The word fat used to be a weapon that would bring me to tears upon every utterance, but now it’s become a simple descriptor that has shaped my life.
I’ve been big since my earliest memory. I was always larger than my friends and classmates, and I became aware of it a a young age. At 3 years old, I was devoted to dancing. I remember being in ballet classes, leaping across the stage, not realizing it wasn’t expected of me to be so physically able and active. My instructors would be impressed by my range of movement, and at the time I thought it was because I was just a good dancer. But in hindsight, I realized that, in normal cases, being fat was hindrance that many couldn’t get past. However, oblivious to the expectations and standards set for me due to my size, I continued to pursue the art that I loved.
My desire to dance was soon stifled as I gained awareness of my size. My parents were both big, so I never felt excluded or unimportant in my household, and most of immediate family relatives never made me feel like I was any less beautiful because of it. But my paternal grandmother, a stern West Indian woman, always made it a point to call my dad and I out for being overweight. I was a force to be reckoned with my youth, especially with relatives, so fortunately, her words didn’t stop me from being myself. But those same words from schoolmates did. I was teased relentlessly in school, called out for looking different than everyone else. In childhood, your greatest wish is to fit in and be seen as normal, but my weight continued to prevent that from happen. “Fat” triggered the anger and sadness so intensely that it was banned from my home, never to be uttered for fear of a meltdown.
Throughout middle school, my sadness from being left out turned into volatility and depression. All of the classmates knew that the word “fat” was my hot button, and all they had to do was press it to ignite my hotheadedness. I was always intelligent, funny, and witty, and I often used my personality to overcompensate for my size. I would crack self-deprecating jokes in efforts to prove my worth, to show that I could roll with the punches and laugh at myself. But, any time I would hear the F-word, playfully or not, it would remind me, no matter how hard I tried to camouflage them, that my differences still remained. People would it my size before they got to know me as a person. “Fat became something that defined me more than my personality, and it was something I desperately tried to get away from.

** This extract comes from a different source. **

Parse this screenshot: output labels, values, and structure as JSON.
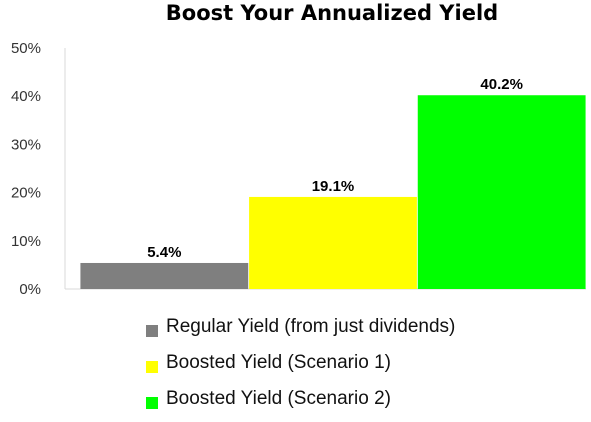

Countless young fitness and nutrition courses, personal trainers, dieticians: they all were presented to me to try to fix physical problem that needed to be approached from within.
Luckily, in high school I rediscovered my passion for the performing arts through acting. I felt the most confident about who I was in front of an audience. With that came even more awareness in my body. In early youth, it was apologetic. I didn’t want my body to inconvenience the people around me. I tried to compensate for my size because I wanted to be accepted. But this newfound consciousness was from a place of power and pride. Acting helped me cultivate an environment that welcomed my uniqueness in all fashions. My body created beautiful art, and in order to let to flow freely, I had to break down the barriers that kept me oppressed and hidden. One of those barriers was the word “fat.
As life progressed, my horizons broadened. Social media became an active part of my life. Twitter and Instagram were the main forums for my outspokenness. I started posting risque selfies, fashionable pictures, and sharing my views on the diversity of beauty, and its necessity in mainstream media. There was a fanfare of positivity from followers and supporters, but I was confronted with thousands of opinions about my body: what I should or shouldn’t say, what to wear, how I should think of myself, my assumed lack of health. Critics pressured me, trying to make me believe that my voice wasn’t meant to be heard because I was “fat.” Once again, I found myself face to face with a word that would’ve paralyzed me in shame and insecurity, a word that would’ve sparked an outrage, causing me to doubt myself and the confidence I’d worked so hard to build. However, with the empowerment from finding my passion and becoming a influential voice in the plus size world, I learned to let go of the negativity and inhumanity that came with “fat”, and redefined as a descriptor. Fat became a simple adjective that could successfully coexist with the other beautifully positive attributes I carry. And to this day, I am able to brush off the negative comments with more ease than before.
Through my activism in the body positivity and self-love community, I’ve been able to create a safe space for women of unconventional bodies to feel beautiful and own who they are without shame. Truthfully, in certain contexts, the world still rubs me the wrong way. At times, it’s difficult to ignore it when “fat” is being hurled at you with the intent to break you down. A clapback doesn’t seem so bad, given I’m one to defend myself when I feel attacked. But discovering your purpose takes power away from the negativity people spew at you. When I was still undefined, everything people said to me stuck, and I carried that burden on my shoulders. But as the dignified woman I am today, I can proudly declare that people words say have no more influence over my life. “FAT” is a word I can use with confidence and strength, because its effects on me have faded away.